Panofky e Saxl sembrano in qualche modo confermare Starobinski, che indagando la malinconia dal punto di vista psicopatologico, come forma di depressione e di opposizione dell'individuo alla realtà, assegna alla manifestazione artistica un ruolo di “rinascenza”. D'altro lato Starobinski, approcciando le varie manifestazioni del dolore patologico con approccio umanistico e medico-scientifico assieme, non può che interessarsi ad altre manifestazioni e degenerazioni quali la depressione e il lutto.

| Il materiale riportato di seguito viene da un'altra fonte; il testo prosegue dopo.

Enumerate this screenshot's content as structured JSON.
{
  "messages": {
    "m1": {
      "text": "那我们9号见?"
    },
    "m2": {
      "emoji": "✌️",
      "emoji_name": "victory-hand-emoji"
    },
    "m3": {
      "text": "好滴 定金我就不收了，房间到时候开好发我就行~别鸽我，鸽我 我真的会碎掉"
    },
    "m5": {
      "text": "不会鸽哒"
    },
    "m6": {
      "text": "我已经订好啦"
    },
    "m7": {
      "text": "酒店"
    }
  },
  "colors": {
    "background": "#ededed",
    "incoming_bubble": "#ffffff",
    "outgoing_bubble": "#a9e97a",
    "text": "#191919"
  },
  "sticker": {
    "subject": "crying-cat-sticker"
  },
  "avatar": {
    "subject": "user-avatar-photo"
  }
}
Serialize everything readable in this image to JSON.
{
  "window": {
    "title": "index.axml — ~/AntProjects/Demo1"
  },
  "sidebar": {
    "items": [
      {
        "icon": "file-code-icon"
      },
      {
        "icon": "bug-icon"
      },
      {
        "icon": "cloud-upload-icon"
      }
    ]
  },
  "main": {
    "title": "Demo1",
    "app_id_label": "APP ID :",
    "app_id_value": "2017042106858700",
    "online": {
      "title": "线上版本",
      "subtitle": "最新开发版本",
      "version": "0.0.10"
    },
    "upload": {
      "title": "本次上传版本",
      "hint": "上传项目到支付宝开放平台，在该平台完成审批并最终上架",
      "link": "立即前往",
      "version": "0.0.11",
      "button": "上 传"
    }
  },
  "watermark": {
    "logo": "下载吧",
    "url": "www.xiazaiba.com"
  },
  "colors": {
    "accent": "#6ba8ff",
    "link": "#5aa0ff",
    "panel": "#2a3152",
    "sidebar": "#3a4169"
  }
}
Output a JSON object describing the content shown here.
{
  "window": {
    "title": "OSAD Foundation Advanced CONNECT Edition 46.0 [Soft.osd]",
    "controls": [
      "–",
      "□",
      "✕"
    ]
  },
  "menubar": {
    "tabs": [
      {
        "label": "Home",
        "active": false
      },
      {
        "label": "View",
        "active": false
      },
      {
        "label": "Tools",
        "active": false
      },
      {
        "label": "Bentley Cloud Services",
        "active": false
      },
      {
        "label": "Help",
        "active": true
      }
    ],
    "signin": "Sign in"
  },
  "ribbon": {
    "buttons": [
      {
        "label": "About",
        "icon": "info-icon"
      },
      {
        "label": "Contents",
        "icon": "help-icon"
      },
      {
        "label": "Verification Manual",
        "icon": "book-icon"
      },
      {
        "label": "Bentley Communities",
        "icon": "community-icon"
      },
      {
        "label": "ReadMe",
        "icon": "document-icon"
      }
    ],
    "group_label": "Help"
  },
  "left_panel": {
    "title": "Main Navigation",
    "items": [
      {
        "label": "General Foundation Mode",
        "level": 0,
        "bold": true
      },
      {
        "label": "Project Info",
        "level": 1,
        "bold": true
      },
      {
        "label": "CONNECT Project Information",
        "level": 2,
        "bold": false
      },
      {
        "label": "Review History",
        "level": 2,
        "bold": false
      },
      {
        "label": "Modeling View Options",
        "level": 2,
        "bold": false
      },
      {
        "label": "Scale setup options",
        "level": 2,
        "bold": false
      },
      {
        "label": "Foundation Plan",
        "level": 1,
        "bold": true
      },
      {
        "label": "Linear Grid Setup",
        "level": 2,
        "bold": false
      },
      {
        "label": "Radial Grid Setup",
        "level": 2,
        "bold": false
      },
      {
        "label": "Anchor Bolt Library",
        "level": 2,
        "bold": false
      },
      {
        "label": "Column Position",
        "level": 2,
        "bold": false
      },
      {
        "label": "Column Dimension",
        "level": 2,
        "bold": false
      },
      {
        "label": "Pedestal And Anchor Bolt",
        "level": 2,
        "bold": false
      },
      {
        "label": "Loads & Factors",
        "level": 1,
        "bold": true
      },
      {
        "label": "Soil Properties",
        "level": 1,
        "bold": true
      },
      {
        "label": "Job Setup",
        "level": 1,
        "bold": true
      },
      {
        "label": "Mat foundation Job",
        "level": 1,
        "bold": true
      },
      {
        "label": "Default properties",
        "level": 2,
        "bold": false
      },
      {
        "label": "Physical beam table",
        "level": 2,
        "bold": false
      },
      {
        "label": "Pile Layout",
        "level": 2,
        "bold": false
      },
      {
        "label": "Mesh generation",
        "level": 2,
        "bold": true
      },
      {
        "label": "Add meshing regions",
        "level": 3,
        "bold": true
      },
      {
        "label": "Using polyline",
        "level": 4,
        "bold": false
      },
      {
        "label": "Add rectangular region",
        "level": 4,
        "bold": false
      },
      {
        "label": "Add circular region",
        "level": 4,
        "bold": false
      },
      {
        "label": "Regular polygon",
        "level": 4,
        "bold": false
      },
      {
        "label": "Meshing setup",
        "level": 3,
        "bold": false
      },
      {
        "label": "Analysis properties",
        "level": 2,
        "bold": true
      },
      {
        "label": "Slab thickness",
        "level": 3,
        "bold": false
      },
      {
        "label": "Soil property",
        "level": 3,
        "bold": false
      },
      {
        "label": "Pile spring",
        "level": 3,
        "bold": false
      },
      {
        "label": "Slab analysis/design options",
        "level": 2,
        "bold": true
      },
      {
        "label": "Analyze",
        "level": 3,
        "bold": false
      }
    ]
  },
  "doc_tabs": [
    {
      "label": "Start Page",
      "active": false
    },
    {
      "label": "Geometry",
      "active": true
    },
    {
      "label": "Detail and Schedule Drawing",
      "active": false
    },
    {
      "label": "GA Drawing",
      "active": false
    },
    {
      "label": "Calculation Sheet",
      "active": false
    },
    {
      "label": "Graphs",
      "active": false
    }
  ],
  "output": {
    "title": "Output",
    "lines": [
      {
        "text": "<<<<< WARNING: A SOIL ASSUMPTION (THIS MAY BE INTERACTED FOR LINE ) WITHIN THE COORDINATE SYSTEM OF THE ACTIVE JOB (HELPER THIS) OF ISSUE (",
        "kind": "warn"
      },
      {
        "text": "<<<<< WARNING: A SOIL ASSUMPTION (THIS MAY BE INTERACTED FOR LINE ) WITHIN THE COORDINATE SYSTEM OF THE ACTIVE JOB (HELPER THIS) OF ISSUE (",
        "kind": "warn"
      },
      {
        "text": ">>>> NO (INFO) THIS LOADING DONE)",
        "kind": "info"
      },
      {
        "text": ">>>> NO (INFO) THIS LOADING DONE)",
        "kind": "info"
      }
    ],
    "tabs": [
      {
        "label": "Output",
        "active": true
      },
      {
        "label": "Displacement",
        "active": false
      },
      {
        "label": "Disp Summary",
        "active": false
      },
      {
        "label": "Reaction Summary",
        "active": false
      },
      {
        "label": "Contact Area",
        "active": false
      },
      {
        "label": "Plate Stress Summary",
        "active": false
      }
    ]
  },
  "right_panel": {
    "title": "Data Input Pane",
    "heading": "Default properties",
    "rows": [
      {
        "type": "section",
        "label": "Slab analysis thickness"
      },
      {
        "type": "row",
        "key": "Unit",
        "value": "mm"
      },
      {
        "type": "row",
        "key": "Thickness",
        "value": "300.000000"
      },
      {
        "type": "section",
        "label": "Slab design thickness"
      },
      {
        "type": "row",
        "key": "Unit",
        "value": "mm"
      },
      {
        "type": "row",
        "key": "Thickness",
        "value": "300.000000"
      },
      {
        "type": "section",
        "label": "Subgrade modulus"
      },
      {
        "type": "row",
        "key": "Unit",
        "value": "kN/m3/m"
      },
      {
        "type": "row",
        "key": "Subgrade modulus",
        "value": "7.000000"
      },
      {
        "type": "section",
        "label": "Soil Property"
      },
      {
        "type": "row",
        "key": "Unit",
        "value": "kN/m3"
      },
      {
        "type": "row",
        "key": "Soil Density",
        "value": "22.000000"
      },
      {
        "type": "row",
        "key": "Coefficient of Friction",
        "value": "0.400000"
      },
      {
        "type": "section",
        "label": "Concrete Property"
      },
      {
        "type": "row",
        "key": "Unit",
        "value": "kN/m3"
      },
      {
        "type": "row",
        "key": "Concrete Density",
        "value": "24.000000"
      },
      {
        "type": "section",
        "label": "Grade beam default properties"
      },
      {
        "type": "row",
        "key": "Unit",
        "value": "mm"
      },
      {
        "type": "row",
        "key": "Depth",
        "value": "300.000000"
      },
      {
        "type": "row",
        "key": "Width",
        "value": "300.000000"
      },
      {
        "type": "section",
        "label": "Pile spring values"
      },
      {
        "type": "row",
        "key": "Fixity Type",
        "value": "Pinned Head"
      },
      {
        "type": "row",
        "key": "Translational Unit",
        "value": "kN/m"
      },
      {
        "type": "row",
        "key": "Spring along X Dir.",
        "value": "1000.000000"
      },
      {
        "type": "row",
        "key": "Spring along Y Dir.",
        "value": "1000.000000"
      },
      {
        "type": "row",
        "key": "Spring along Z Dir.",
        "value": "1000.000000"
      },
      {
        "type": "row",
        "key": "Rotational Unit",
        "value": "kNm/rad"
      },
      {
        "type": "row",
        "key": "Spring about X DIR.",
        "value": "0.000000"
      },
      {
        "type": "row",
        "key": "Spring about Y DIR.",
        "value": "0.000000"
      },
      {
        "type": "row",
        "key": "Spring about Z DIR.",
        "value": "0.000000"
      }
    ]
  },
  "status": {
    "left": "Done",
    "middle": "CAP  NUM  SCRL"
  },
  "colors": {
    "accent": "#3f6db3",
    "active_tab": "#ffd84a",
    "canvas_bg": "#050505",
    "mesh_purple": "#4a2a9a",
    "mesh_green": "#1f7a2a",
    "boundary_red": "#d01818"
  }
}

Una molteplicità e una trasversalità, di studi e di formazione, che ci porta inevitabilmente alle interpretazioni di Sigmund Freud, in particolare quelle espresse in Lutto e melanconia e nel Supplemento metapsicologico alla teoria del sogno, in cui melanconia e depressione si legano al lutto per la perdita della libido. Nella prefazione a una nuova edizione dei saggi freudiani sull'argomento, L'elaborazione del lutto (Rizzoli), Alberto Lucchetti evidenzia come, per Freud, melanconia, lutto e perdita si collegano all'ambivalenza e al legame narcisistico con l'oggetto: “il malinconico, imprigionando l'oggetto da cui non si può separare, se ne ritrova angosciosamente prigioniero”.
E se invece la depressione rientrasse in un ambito puramente organico? Le neuroscienze, grazie soprattutto alle tecniche di neuroimaging, ci hanno abituato a misurare il metabolismo cerebrale, a collegare cervello, corpo e mente. Da queste premesse parte Edward Bullmore nel volume La mente in fiamme (Bollati Boringhieri), spingendosi però ben oltre: la neuro-immunologia si occupa di come il sistema immunitario interagisca con il cervello e con il sistema nervoso, mentre l'immuno-psichiatria si concentra sull'interazione tra sistema immunitario, mente e la salute mentale. L'autore propone di superare il “dualismo cartesiano” e definisce senza incertezze la depressione come risposta immunitaria ad un'infiammazione. “Un vero nesso causale” rispetto al quale, a quanti “chiedono come e perché”, l'autore risponde con una domanda: “Quali sono ormai i motivi rimasti per continuare ad essere scettici riguardo i collegamenti tra infiammazione e depressione? (...) siamo certi che i nostri ragionevoli dubbi non siano in realtà una difesa inconscia del nostro punto cieco cartesiano?”.
In effetti già Freud aveva ipotizzato una correlazione tra sintomi psicologici e trattamento fisico con la teoria naso-genitale. Bullmore attraverso una dettagliata analisi storica che passa per Golgi e Ramón y Cajal, per il lancio entusiastico del Prozac nel 1987, cui seguì un veloce declino, vuole mostrarci che la sua ipotesi non è così remota, se si accetta che la barriera ematoencefalica permette il passaggio di citochine che andrebbero a determinare la risposta infiammatoria. Il processo può essere osservato grazie alla risonanza magnetica funzionale ma non fornisce ancora prove schiaccianti.